Artinya apa? Kemajuan ekonomi tidak serta-merta membawa kebahagiaan. Ketidakadilan sosial, kesepian, dan lingkungan yang tidak sehat secara sosial justru menjadi biang keladi pudarnya sukacita. Kita bisa punya banyak hal, tetapi tetap merasa hancur dan tertawan di dalam.

Pesan firman Tuhan hari ini sangat relevan: Kabar sukacita itu pertama-tama adalah bagi orang yang sadar bahwa ia membutuhkannya.

Sukacita yang Hanya Dirasakan oleh yang Memerlukan

Yesus menyatakan kabar baik-Nya justru kepada mereka yang sadar akan penderitaan mereka: yang sengsara, remuk hati, tertawan, dan berkabung. Sukacita terbesar adalah sukacita sesudah penderitaan, seperti terang yang disambut setelah badai berlalu.
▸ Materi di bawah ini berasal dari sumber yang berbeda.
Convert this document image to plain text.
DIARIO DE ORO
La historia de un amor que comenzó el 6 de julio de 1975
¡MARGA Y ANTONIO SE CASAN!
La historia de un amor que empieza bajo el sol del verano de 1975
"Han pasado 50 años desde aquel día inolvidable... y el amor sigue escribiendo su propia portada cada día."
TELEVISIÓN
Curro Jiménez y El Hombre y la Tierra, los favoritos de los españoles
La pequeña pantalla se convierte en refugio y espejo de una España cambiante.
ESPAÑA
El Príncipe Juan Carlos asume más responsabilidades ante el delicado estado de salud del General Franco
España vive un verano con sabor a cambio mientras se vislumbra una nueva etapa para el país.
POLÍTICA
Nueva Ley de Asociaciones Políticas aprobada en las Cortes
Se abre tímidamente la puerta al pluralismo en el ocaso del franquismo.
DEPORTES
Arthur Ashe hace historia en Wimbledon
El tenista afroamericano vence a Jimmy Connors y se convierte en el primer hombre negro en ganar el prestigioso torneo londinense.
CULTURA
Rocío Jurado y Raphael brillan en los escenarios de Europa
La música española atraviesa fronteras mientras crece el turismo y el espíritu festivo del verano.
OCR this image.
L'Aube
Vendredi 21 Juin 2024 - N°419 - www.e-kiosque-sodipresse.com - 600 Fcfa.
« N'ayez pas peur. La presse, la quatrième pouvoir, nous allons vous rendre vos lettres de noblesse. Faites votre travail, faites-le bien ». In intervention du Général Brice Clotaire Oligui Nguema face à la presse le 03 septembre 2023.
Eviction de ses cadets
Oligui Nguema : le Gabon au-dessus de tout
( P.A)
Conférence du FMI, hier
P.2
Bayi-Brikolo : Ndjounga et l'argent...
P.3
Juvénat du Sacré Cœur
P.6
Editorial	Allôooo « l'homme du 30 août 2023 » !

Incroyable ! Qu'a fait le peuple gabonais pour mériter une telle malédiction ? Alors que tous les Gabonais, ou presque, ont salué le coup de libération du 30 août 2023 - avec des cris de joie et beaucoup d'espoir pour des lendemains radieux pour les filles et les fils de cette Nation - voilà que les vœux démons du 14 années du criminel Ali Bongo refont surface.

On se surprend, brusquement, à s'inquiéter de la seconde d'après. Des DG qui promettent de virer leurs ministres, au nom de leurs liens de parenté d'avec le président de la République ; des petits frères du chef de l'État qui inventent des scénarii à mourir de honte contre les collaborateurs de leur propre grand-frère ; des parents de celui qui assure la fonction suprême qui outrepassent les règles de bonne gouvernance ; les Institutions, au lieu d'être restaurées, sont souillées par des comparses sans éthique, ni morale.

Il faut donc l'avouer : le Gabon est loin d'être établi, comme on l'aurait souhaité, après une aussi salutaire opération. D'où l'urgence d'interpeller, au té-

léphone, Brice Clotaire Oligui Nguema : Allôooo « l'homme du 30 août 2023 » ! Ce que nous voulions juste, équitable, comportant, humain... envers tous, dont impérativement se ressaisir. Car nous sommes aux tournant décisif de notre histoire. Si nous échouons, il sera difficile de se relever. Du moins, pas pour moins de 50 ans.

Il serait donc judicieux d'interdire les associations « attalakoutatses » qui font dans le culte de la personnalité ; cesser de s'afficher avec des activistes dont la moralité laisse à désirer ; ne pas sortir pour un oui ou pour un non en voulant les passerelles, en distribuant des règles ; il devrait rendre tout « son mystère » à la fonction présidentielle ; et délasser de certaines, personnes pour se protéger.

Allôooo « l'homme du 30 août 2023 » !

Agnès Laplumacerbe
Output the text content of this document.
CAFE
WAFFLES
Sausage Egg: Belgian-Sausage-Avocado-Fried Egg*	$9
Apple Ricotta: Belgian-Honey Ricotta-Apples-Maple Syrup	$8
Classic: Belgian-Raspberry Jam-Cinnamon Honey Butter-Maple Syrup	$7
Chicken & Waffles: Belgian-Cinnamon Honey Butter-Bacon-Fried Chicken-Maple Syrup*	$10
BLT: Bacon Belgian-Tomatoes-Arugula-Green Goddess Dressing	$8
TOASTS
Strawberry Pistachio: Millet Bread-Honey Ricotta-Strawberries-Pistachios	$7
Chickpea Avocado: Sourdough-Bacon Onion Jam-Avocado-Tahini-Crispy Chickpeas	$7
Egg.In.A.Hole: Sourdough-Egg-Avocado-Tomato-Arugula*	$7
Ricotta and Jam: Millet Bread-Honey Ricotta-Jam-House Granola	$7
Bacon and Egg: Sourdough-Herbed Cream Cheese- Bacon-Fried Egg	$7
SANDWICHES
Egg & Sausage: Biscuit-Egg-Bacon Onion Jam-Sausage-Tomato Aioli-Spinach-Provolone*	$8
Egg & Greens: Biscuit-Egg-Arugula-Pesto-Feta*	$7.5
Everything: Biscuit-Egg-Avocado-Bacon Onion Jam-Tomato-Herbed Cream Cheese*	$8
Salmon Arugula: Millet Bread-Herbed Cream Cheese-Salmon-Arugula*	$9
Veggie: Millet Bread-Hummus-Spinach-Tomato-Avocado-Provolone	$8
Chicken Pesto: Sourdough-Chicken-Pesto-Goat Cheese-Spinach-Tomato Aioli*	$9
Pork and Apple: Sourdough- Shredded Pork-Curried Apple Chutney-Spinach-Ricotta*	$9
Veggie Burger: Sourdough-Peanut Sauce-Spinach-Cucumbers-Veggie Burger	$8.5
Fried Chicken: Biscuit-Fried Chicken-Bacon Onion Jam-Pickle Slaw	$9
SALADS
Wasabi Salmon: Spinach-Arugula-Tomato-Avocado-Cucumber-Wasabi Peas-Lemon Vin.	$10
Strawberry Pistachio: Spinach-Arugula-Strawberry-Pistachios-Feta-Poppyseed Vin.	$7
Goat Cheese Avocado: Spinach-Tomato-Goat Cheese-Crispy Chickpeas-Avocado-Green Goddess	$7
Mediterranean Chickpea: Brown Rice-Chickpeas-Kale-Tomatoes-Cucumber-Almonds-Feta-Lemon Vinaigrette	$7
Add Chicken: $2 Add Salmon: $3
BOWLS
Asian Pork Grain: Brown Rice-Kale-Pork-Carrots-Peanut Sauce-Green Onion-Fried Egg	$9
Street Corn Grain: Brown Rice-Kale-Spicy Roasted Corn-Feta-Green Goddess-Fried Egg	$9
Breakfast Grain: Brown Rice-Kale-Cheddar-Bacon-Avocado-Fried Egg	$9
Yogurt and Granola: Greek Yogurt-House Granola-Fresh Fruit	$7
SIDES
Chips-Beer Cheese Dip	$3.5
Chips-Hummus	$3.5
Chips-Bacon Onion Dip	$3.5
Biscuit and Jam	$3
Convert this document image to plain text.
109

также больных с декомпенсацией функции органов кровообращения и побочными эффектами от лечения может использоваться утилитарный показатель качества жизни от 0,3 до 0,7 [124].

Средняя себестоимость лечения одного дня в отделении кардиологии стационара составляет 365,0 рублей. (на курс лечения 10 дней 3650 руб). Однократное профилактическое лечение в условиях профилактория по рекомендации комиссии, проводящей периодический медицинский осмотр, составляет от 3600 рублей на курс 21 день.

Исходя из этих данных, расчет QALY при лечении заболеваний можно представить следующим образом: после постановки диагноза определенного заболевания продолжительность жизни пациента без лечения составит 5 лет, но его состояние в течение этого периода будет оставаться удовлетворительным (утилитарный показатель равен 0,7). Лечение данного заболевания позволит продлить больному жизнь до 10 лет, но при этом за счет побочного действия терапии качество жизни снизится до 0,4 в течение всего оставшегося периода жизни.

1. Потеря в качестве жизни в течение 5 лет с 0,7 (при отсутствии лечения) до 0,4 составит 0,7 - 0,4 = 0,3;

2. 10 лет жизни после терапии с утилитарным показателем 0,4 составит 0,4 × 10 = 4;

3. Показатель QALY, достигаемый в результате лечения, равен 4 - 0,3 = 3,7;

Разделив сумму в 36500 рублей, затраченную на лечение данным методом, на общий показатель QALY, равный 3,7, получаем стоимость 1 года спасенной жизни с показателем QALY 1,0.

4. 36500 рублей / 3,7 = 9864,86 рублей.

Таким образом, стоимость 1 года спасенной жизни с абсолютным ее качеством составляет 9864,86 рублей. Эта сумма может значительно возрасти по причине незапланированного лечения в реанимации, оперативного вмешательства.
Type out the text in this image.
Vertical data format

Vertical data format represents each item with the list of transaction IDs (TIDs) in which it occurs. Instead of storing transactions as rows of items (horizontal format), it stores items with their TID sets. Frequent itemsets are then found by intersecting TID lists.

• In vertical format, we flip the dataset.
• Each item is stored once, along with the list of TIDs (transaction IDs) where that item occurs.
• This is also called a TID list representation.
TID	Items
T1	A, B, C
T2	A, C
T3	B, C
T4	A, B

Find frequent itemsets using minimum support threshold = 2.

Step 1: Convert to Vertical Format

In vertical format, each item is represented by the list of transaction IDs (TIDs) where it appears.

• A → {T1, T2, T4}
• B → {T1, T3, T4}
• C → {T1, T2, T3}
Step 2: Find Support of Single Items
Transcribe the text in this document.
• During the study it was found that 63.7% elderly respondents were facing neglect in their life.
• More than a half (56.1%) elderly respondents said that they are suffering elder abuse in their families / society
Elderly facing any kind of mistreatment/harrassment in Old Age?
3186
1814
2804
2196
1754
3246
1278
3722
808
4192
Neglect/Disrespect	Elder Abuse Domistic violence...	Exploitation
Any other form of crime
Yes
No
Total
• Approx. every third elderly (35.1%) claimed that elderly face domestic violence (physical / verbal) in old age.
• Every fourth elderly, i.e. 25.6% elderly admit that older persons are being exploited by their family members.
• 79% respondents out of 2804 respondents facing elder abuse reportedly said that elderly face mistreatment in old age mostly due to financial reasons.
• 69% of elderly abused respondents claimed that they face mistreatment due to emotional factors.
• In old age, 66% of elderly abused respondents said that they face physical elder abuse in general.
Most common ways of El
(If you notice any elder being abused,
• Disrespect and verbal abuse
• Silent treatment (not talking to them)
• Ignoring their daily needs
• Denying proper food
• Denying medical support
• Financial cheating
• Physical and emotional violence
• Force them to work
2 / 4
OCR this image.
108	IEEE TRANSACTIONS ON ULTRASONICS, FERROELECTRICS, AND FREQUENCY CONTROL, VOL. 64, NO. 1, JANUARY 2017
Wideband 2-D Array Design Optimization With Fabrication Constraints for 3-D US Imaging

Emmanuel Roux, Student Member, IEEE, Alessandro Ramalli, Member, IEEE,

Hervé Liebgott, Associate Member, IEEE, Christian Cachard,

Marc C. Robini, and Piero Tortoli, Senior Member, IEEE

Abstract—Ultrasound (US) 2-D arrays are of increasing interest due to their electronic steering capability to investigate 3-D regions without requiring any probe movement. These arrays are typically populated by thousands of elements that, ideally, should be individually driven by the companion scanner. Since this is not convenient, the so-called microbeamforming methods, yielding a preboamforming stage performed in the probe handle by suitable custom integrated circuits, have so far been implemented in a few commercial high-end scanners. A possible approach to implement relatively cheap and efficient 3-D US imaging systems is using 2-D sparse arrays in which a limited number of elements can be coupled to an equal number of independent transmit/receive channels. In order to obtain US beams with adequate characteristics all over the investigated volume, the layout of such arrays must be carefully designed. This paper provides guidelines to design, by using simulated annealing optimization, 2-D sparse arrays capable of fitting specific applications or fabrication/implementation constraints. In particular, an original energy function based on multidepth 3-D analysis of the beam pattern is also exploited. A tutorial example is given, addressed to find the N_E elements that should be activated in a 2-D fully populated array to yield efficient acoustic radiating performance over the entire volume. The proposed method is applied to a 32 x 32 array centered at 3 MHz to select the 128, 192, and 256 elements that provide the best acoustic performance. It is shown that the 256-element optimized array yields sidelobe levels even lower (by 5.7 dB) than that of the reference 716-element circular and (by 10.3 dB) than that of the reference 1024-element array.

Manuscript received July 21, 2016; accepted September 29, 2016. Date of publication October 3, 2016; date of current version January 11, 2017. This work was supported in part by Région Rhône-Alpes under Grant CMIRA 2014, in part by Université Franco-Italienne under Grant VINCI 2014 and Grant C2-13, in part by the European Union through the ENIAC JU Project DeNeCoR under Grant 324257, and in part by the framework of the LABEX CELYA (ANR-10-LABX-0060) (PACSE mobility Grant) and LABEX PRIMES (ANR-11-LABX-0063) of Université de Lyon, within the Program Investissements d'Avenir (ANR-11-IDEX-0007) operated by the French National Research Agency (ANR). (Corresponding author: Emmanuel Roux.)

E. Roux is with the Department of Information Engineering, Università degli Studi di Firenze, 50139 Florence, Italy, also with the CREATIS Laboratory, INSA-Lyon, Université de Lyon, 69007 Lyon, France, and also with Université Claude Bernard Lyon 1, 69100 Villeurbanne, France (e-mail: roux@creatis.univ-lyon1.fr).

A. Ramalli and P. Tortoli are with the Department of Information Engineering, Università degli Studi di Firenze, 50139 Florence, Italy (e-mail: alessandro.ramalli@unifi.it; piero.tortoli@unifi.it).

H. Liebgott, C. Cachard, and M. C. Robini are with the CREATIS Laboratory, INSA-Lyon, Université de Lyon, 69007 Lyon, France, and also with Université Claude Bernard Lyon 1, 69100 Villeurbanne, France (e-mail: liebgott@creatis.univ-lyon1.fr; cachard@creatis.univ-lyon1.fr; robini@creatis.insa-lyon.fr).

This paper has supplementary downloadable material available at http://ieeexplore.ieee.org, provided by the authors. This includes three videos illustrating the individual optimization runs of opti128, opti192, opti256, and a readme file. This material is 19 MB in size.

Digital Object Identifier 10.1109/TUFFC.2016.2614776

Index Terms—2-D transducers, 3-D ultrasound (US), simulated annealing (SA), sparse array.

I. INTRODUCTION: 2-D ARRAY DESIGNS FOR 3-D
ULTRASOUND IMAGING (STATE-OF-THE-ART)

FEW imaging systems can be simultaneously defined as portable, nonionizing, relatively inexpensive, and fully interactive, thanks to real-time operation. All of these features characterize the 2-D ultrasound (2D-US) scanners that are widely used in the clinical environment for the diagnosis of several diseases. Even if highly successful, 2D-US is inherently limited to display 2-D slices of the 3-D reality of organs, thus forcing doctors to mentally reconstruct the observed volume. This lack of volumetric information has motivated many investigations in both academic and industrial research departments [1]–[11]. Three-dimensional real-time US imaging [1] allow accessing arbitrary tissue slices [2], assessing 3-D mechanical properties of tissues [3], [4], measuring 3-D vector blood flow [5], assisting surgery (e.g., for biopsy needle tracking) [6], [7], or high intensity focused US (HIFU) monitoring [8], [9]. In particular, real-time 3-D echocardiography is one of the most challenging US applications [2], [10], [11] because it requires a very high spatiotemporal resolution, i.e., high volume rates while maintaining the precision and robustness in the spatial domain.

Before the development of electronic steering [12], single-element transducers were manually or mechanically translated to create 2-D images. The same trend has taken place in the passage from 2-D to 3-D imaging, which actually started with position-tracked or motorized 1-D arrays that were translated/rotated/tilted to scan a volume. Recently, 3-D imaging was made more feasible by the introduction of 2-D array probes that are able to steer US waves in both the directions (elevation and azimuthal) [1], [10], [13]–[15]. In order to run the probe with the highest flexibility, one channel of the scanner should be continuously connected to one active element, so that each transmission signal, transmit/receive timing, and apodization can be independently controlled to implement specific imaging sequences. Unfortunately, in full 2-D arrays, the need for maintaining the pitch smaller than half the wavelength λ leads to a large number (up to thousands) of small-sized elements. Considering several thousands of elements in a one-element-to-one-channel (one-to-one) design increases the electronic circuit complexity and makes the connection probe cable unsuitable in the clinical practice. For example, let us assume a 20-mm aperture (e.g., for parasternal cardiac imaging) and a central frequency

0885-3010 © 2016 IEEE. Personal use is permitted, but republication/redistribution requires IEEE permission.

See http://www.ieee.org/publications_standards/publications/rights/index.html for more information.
Masalahnya, banyak orang yang sebenarnya “remuk hati” atau hidup dalam “reruntuhan” emosional, tetapi tidak menyadarinya. Mereka merasa baik-baik saja, tidak butuh pertolongan. Ketika Kabar Baik itu datang, mereka justru menolaknya.

Seperti kata Yesus: “Karena kamu berkata: Aku kaya dan aku telah memperkayakan diriku dan aku tidak kekurangan apa-apa, dan kamu tidak tahu, bahwa engkau melarat, dan malang, miskin, buta dan telanjang.” (Wahyu 3:17).

Perjanjian Baru: Tawaran Sukacita yang “Terlalu” Murah Hati

Tuhan menawarkan solusi melalui sebuah Perjanjian Baru. Jika kita melihat sejarah, Tuhan selalu mengikat perjanjian dengan manusia (Adam, Nuh, Abraham, Musa, Daud). Namun, uniknya, Perjanjian Baru di dalam Yesus Kristus ini adalah perjanjian yang sangat menguntungkan pihak manusia.

“Karena begitu besar kasih Allah akan dunia ini, sehingga Ia telah mengaruniakan Anak-Nya yang tunggal, supaya setiap orang yang percaya kepada-Nya tidak binasa, melainkan beroleh hidup yang kekal.” (Yohanes 3:16)

Pihak Tuhan (yang lebih kuat) memberikan segalanya: Anak-Nya, hidup kekal, kelepasan, dan penghiburan.
Pihak kita (manusia) diminta untuk: Percaya. Percaya di sini bukan sekadar ucapan, tetapi menerima sepenuhnya ajaran Yesus dan mengikuti teladan-Nya.

Ajarannya sederhana namun mendalam: Kasih. Kasih kepada Tuhan dan kasih kepada sesama seperti diri sendiri, sebagaimana Kristus telah mengasihi kita—sampai rela memikul salib.

Memikul salib adalah simbol pengorbanan kasih, bukan kekerasan. Itu berarti membuka mata, telinga, hati, dan tangan—bahkan dompet—untuk berbagi dan meringankan beban sesama. Jalannya mungkin melelahkan, membuat kita disalahpahami, atau bahkan dimanfaatkan. Tetapi, seperti kata Bunda Teresa, “Teruslah mengasihi… karena itu bukan tentang kita, tetapi tentang mereka yang kita kasihi.”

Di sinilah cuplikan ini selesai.